Analyse d'une victoire au poids.


DC Infinite
 déboule en version française chez Urban Comics. Pour rappel, l’année 2020 a été chez nous celle du très intéressant arc Death Metal. Maintenant qu’il touche à sa fin dans DC Future State, Scott Snyder, James Tynion et Joshua Williamson se lancent dans un énième renouveau supposé vivifier l’univers DC sans nier tout ce qui avait été installé auparavant. Loin de là, même, puisque l’on a l’arrivée chez DC d’un omnivers : une infinité de multivers hébergeant donc toutes les histoires possibles et imaginables écrites et à écrire. Voilà qui est bien commode pour rendre tout canon… mais n’est-ce pas aussi un piège, que cette porte ouverte à tout et n’importe quoi ? L’avantage premier en terme éditorial est que cela peut attirer les anciens lecteurs comme les nouveaux. Cette unification des DCU présent, passé et futur ouvre en effet des tas de nouvelles possibilités et l’on se prend à rêver de comics modernes prenant le look d’anciens, par exemple… ce que le présent album commence à suggérer avec le destin de Flash. Il y a là de quoi être aussi enthousiaste que méfiant : lorsque le pire comme le meilleur est possible, DC se montre souvent capable des deux. Alors, qu’en est-il du lourd recueil ouvrant cet arc chez Urban Comics ?
 
DC Infinite fait suite aux événements de DC Rebirth (2016 à 2021) qui faisait déjà suite à DC Renaissance – New 52 en VO (2011 à 2016), juste après Flashpoint (sans doute le reboot le plus connu de tous, résultant du voyage dans le temps de Barry Allen pour sauver sa mère qui chamboula l’espace-temps). DC Infinite ambitionne de proposer des récits proches des personnages montrant où ils en sont dans leur vie et leur faisant franchir de nouvelles étapes ou surmonter certaines épreuves. Et c'est sans doute une bonne chose : proposer une infinité d'histoires à offrir serait casse-gueule si l'on s'y autorisait en plus tous les mélanges de personnages imaginables.

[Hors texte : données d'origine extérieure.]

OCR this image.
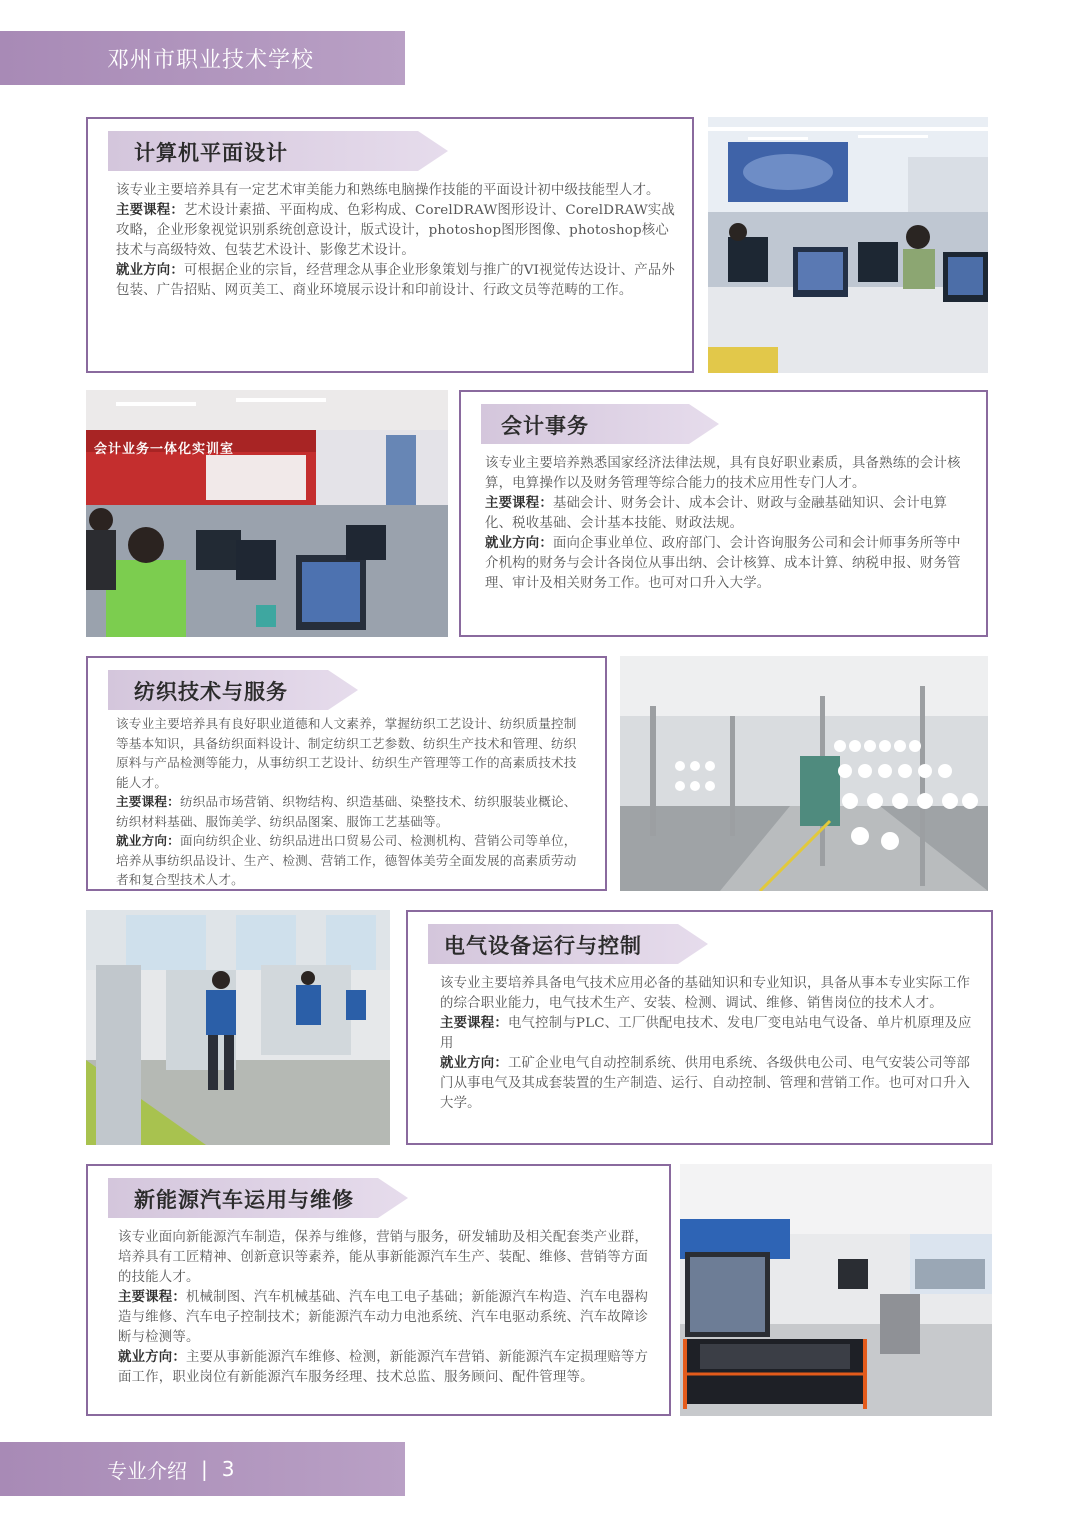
邓州市职业技术学校
计算机平面设计

该专业主要培养具有一定艺术审美能力和熟练电脑操作技能的平面设计初中级技能型人才。

主要课程：艺术设计素描、平面构成、色彩构成、CorelDRAW图形设计、CorelDRAW实战攻略，企业形象视觉识别系统创意设计，版式设计，photoshop图形图像、photoshop核心技术与高级特效、包装艺术设计、影像艺术设计。

就业方向：可根据企业的宗旨，经营理念从事企业形象策划与推广的VI视觉传达设计、产品外包装、广告招贴、网页美工、商业环境展示设计和印前设计、行政文员等范畴的工作。

会计业务一体化实训室
会计事务

该专业主要培养熟悉国家经济法律法规，具有良好职业素质，具备熟练的会计核算，电算操作以及财务管理等综合能力的技术应用性专门人才。

主要课程：基础会计、财务会计、成本会计、财政与金融基础知识、会计电算化、税收基础、会计基本技能、财政法规。

就业方向：面向企事业单位、政府部门、会计咨询服务公司和会计师事务所等中介机构的财务与会计各岗位从事出纳、会计核算、成本计算、纳税申报、财务管理、审计及相关财务工作。也可对口升入大学。

纺织技术与服务

该专业主要培养具有良好职业道德和人文素养，掌握纺织工艺设计、纺织质量控制等基本知识，具备纺织面料设计、制定纺织工艺参数、纺织生产技术和管理、纺织原料与产品检测等能力，从事纺织工艺设计、纺织生产管理等工作的高素质技术技能人才。

主要课程：纺织品市场营销、织物结构、织造基础、染整技术、纺织服装业概论、纺织材料基础、服饰美学、纺织品图案、服饰工艺基础等。

就业方向：面向纺织企业、纺织品进出口贸易公司、检测机构、营销公司等单位，培养从事纺织品设计、生产、检测、营销工作，德智体美劳全面发展的高素质劳动者和复合型技术人才。

电气设备运行与控制

该专业主要培养具备电气技术应用必备的基础知识和专业知识，具备从事本专业实际工作的综合职业能力，电气技术生产、安装、检测、调试、维修、销售岗位的技术人才。

主要课程：电气控制与PLC、工厂供配电技术、发电厂变电站电气设备、单片机原理及应用

就业方向：工矿企业电气自动控制系统、供用电系统、各级供电公司、电气安装公司等部门从事电气及其成套装置的生产制造、运行、自动控制、管理和营销工作。也可对口升入大学。

新能源汽车运用与维修

该专业面向新能源汽车制造，保养与维修，营销与服务，研发辅助及相关配套类产业群，培养具有工匠精神、创新意识等素养，能从事新能源汽车生产、装配、维修、营销等方面的技能人才。

主要课程：机械制图、汽车机械基础、汽车电工电子基础；新能源汽车构造、汽车电器构造与维修、汽车电子控制技术；新能源汽车动力电池系统、汽车电驱动系统、汽车故障诊断与检测等。

就业方向：主要从事新能源汽车维修、检测，新能源汽车营销、新能源汽车定损理赔等方面工作，职业岗位有新能源汽车服务经理、技术总监、服务顾问、配件管理等。

专业介绍 | 3
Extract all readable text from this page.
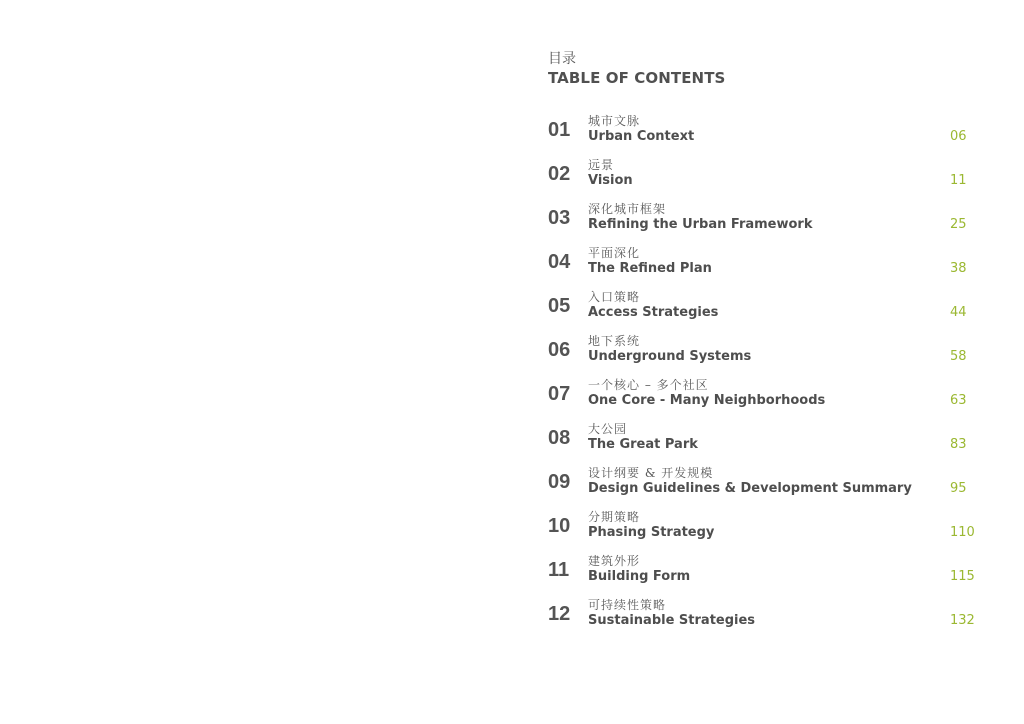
目录
TABLE OF CONTENTS
01 城市文脉
Urban Context	06
02 远景
Vision	11
03 深化城市框架
Refining the Urban Framework	25
04 平面深化
The Refined Plan	38
05 入口策略
Access Strategies	44
06 地下系统
Underground Systems	58
07 一个核心 – 多个社区
One Core - Many Neighborhoods	63
08 大公园
The Great Park	83
09 设计纲要 & 开发规模
Design Guidelines & Development Summary	95
10 分期策略
Phasing Strategy	110
11 建筑外形
Building Form	115
12 可持续性策略
Sustainable Strategies	132
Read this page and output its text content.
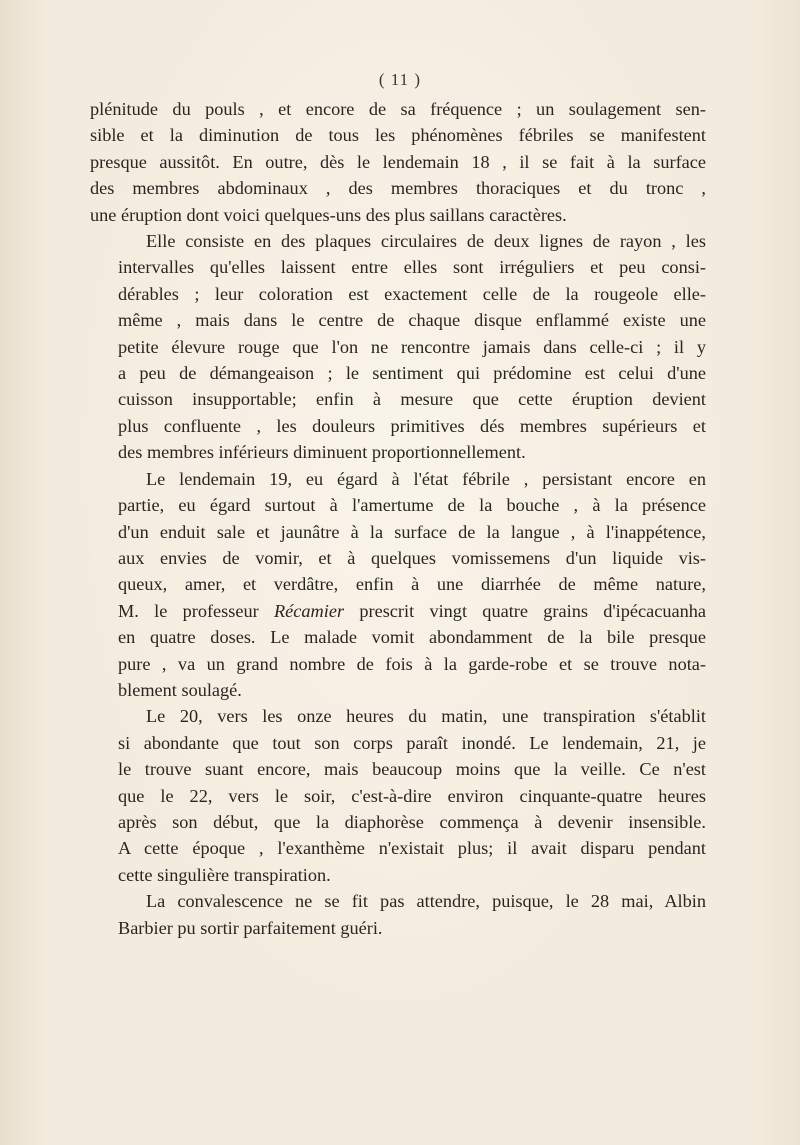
( 11 )
plénitude du pouls , et encore de sa fréquence ; un soulagement sen-
sible et la diminution de tous les phénomènes fébriles se manifestent
presque aussitôt. En outre, dès le lendemain 18 , il se fait à la surface
des membres abdominaux , des membres thoraciques et du tronc ,
une éruption dont voici quelques-uns des plus saillans caractères.
Elle consiste en des plaques circulaires de deux lignes de rayon , les
intervalles qu'elles laissent entre elles sont irréguliers et peu consi-
dérables ; leur coloration est exactement celle de la rougeole elle-
même , mais dans le centre de chaque disque enflammé existe une
petite élevure rouge que l'on ne rencontre jamais dans celle-ci ; il y
a peu de démangeaison ; le sentiment qui prédomine est celui d'une
cuisson insupportable; enfin à mesure que cette éruption devient
plus confluente , les douleurs primitives dés membres supérieurs et
des membres inférieurs diminuent proportionnellement.
Le lendemain 19, eu égard à l'état fébrile , persistant encore en
partie, eu égard surtout à l'amertume de la bouche , à la présence
d'un enduit sale et jaunâtre à la surface de la langue , à l'inappétence,
aux envies de vomir, et à quelques vomissemens d'un liquide vis-
queux, amer, et verdâtre, enfin à une diarrhée de même nature,
M. le professeur Récamier prescrit vingt quatre grains d'ipécacuanha
en quatre doses. Le malade vomit abondamment de la bile presque
pure , va un grand nombre de fois à la garde-robe et se trouve nota-
blement soulagé.
Le 20, vers les onze heures du matin, une transpiration s'établit
si abondante que tout son corps paraît inondé. Le lendemain, 21, je
le trouve suant encore, mais beaucoup moins que la veille. Ce n'est
que le 22, vers le soir, c'est-à-dire environ cinquante-quatre heures
après son début, que la diaphorèse commença à devenir insensible.
A cette époque , l'exanthème n'existait plus; il avait disparu pendant
cette singulière transpiration.
La convalescence ne se fit pas attendre, puisque, le 28 mai, Albin
Barbier pu sortir parfaitement guéri.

DC INFINITE FRONTIER : un recueil pour les gouverner tous. Un recueil pour les trouver.
Un recueil pour les amener tous et dans l'Omnivers les lier.


DC Infinite, c’est avant tout DC Infinite Frontier, un album-teaser de 360 pages comprenant l’histoire principale écrite par Joshua Williamson où une terrible menace fait son grand retour. Allez, à ce stade de l’article, disons-le : il s’agit ni plus ni moins que de Darkseid dans sa version la plus aboutie. Le recueil contient le numéro zéro d’Infinite Frontier, les six numéros de la mini-série dessinée par Xermanico et les six numéros de la mini-série Infinite Frontier Secret Files. 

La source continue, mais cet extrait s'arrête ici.